After talking with Giovanni and putting our bags down, we headed straight back out for the Napoli Sotterranea, a tour of the Naples “underworld.”  Giovanni recommended it, so all 7 of us took his recommendation and went on the tour.  The tour is literally, underground, and takes you through underground quarries from the Roman period, a Greco-Roman theater, cisterns, aqueducts, and caves that were used as bomb shelters during World War II.  The underground theater was actually built inside of and on top of when the Naples population was booming and there was a law that prohibited building outside the city walls.  Part of the theater was later discovered as someone’s apartment storage, so the tour takes you through the old apartment and down the cellar where it was first discovered.  The cisterns were massive, and we were able to see the cuts in the rock where the “little monk” would put his feet to clean debris out of the water with his nets.  Once the cisterns were abandoned, Naples started depositing garbage in the underground caves, and then at the start of World War II, they covered the garbage with rock, and used the area as bomb shelters.  There was one well that didn’t get covered when turning the cisterns into shelters, and that was because the well was located inside a church.  The Italians didn’t think that churches would get bombed, so they didn’t cover the well.  One day the church got bombed, and everyone inside the shelters died.

Tuesday, November 2, 2010


Sorry folks.  Lack of internet coupled with computer issues had led to a severe lack of communication and blogging.  I sincerely apologize.  We had internet at our hostel in Naples, but my computer wouldn't connect, and I wasn't able to figure out the problem and didn't have time to do some serious problem solving.  THEN, in Rome we were hit with some crazy internet nazis who vastly limited our internet using capabilities.  We were told it was "illegal" to provide free internet to tourists because the government needs to have a way of monitoring who goes what and does what on the internet.  Apparently the only way to get internet in Rome is to either hand over your passport and complete all the paperwork for a sim card, which costs lots of money and takes lots of time, OR sign your life over and pay an arm and a leg for 15 minutes worth of internet at a grungy internet cafe.  These people are no joke.  They looked at my passport, copied down all the info off my I.D. into a computer, and then had an entire screen of my information, computer usage, time, websites visited, etc.  It's borderline communist crazyism.  These internet laws are supposed to be in effect all throughout Italy, but the convent turned hostel we're staying in now in Naples has free wi-fi and no scruples.  Haaaa-lle-lu-jah!!
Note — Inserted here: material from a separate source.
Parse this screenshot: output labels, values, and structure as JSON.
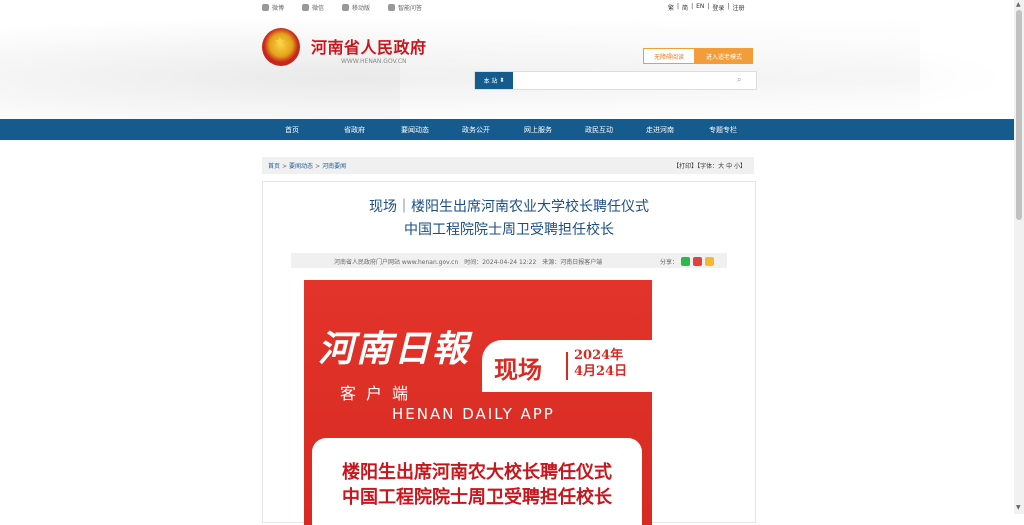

We have been going non-stop since we landed in Rome, and there's no sign of stopping anytime soon.  We pretty much leave the hostel every morning by about 7-8, and don't return until anywhere between 8-10 pm.  Needless to say, sleep is precious.  We have seen and done so much since the last blog post that I don't even know where to start.  Naples was an amazing city with so much to offer.  I feel like we didn't even get to scratch the surface of exploring Naples with the short time we were there.  We definitely took advantage of the pizza capital of Italy, and ate at the "best pizza place in the world" for both dinners we were there, and we've been craving it ever since.  Gino Sorbillo's really is the best pizza in the world, and there is no way on earth I could come up with a just comparison to anything served in America.  The pizza is so thin and is topped with just the right amount of ingredients that it's impossible to pick it up and eat it with your hands.  We kept wanting to return to our natural instincts and pick it up, but it's just not possible.